Minggu ke-32 di Masa Biasa
8 November 2020
Matius 25: 1-13
Upacara pernikahan adalah salah satu acara terindah di banyak budaya dan masyarakat. Ini termasuk di masyarakat Yahudi di Palestina abad pertama Masehi. Bagi orang Ibrani yang hidup pada zaman Yesus tersebut, upacara pernikahan memiliki dua tahap. Yang pertama adalah pertukaran janji. Pasangan tersebut sudah menikah secara resmi, dan mereka diakui sebagai suami dan istri di mata komunitas Yahudi. Namun, mereka akan menunggu sekitar satu tahun sebelum mereka bisa hidup bersama. Sang suami akan mempersiapkan rumah mereka serta perayaan pesta nikah yang mungkin berlangsung selama 7 hari lamanya.
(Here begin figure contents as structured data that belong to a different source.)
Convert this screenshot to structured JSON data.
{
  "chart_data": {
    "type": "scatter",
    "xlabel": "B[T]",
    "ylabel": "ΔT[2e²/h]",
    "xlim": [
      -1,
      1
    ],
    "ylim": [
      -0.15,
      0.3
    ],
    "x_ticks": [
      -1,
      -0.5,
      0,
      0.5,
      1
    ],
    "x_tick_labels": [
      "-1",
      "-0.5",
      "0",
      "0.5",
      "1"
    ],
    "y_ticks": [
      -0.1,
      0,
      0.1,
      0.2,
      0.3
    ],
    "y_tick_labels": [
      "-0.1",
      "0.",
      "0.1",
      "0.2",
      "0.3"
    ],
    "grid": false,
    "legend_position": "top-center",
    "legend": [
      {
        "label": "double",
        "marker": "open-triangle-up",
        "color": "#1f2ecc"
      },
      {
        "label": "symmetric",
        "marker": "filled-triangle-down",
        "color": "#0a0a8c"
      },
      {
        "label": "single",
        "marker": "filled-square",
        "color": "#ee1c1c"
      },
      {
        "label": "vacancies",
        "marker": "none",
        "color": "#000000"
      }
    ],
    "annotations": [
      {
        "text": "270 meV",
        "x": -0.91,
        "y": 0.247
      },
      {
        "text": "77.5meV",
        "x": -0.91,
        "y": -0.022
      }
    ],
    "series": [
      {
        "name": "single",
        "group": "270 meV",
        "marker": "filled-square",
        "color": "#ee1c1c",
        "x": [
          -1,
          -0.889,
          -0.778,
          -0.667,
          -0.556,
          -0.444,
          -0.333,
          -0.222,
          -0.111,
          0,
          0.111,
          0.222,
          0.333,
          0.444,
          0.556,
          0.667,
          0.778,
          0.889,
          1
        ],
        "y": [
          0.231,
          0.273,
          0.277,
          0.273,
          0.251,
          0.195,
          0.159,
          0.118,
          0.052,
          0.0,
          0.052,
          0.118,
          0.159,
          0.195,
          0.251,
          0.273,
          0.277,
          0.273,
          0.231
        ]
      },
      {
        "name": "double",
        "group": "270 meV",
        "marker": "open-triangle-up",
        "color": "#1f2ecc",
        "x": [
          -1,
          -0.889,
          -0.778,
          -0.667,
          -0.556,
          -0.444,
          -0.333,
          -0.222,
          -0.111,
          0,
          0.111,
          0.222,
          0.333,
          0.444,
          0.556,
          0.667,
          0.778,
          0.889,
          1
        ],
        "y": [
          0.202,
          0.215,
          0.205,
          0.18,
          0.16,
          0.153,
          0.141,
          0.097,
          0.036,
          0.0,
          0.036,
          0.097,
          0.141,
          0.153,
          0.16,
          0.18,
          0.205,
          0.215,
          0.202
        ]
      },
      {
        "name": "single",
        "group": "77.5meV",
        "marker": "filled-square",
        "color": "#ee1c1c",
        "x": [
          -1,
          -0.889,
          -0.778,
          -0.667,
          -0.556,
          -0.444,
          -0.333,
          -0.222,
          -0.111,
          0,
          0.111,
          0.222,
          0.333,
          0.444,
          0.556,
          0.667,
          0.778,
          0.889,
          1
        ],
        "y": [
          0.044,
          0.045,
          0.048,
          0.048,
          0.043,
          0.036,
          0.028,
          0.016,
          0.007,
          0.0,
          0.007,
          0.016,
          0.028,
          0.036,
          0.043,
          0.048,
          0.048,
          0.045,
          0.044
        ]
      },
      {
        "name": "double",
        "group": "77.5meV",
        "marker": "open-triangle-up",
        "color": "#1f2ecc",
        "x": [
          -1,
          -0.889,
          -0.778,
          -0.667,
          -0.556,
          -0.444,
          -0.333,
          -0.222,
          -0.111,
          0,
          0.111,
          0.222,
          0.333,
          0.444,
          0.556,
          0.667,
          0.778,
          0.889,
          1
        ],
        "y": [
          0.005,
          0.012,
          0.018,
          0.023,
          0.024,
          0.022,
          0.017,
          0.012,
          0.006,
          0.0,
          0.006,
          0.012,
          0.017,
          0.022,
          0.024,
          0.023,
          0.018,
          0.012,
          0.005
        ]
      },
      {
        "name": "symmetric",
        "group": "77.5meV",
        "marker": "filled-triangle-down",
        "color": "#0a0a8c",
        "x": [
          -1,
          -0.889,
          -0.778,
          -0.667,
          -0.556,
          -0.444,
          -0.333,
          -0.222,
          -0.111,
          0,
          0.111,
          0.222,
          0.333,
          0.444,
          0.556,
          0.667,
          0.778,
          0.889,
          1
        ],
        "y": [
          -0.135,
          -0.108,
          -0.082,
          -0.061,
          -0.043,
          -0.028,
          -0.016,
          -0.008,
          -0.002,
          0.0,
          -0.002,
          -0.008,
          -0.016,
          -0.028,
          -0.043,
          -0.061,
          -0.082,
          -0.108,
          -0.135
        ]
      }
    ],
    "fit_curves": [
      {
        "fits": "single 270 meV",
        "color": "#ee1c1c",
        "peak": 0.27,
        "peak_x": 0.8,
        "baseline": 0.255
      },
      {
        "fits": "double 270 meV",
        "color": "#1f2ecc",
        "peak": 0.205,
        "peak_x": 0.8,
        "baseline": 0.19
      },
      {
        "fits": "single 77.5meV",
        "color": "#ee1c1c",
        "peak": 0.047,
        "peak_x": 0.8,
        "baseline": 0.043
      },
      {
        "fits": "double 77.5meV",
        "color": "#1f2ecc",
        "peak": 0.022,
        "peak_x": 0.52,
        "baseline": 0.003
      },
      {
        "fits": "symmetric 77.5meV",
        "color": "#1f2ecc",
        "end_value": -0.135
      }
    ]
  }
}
Tahap kedua adalah pesta pernikahan. Ini dimulai dengan pengantin pria menjemput sang istri dari rumah keluarganya, dan membawanya ke rumahnya dengan prosesi tarian dan musik. Karena prosesi biasanya berlangsung pada malam hari, api dan obor sangat diperlukan. Sepuluh gadis ini adalah mungkin beberapa teman dekat dari pengantin wanita dan bahkan kerabat dari pasangan tersebut. Mereka ditempatkan tidak jauh dari tempat pernikahan untuk menyambut pasangan suami istri tersebut. Karena tidak ada internet dan GPS, kesepuluh perawan mungkin tidak dapat mengetahui posisi prosesi tersebut dengan tepat, tetapi mereka diharapkan siap kapanpun pasangan ini datang.
Mari kita perhatikan sikap dari lima gadis yang bodoh ini. Dalam bahasa Yunani, kelima gadis ini disebut “moros” di mana kita mendapatkan kata dalam bahasa Inggris “moron”. Itu pasti kata yang keras. Namun, jika kita amati dengan seksama, apa yang dilakukan perawan ini sungguh bodoh dan ceroboh. Bukan hanya gagal mempersiapkan kedatangan pengantin, mereka juga mencari minyak di tengah malam. Mereka tidak hidup di era modern di mana kita dapat dengan mudah membeli barang-barang di toko seperti indomart atau alfamart. Kita bisa membayangkan bagaimana mereka dengan tergesa-gesa mencari pedagang, dan dengan panik mengetuk pintu toko atau rumah mereka. Hal ini dapat menyebabkan ketidaknyamanan dan bahkan kegaduhan yang tidak perlu dan menimbulkan rasa malu bagi sang pasangan. Ini mungkin juga menjadi alasan mengapa tuan rumah menolak untuk menerima lima gadis bodoh ini.
Perumpamaan Yesus ini memberi kita peringatan yang kuat untuk tidak menjadi bodoh dalam menjalani hidup kita sebagai orang Kristiani. Kita diberi peran dan misi tertentu dalam hidup kita. Beberapa dari kita dipanggil untuk menjadi pasangan suami-istri dan orang tua, dan beberapa dari kita melayani sebagai imam atau rohaniawan seperti para suster. Beberapa dari kita adalah pendidik iman, beberapa dari kita adalah pemimpin komunitas dan yang lainnya terlibat dalam berbagai pelayanan. Dalam peran apapun kita miliki, Yesus meminta kita untuk bijak dalam melakukan hidup dan pelayanan kita, dan menuntut kita untuk tidak melakukan hal-hal bodoh dan bahkan menyebabkan penderitaan yang tidak perlu bagi orang lain.
Jika kita, sebagai orang Kristiani, bertindak bodoh, kita tidak hanya mempermalukan diri kita sendiri, tetapi juga Kristus sendiri. Tapi, jika kita menghasilkan perbuatan bijak, kita membawa kemuliaan bagi Tuhan, dan lebih banyak orang akan memuji Tuhan kita.
St. Josemaria Escriva pernah berkata, “wajah murung, tidak sopan, tampil konyol, tidak ramah. Itukah caramu berharap untuk mengispirasi orang lain untuk mengikuti Kristus?”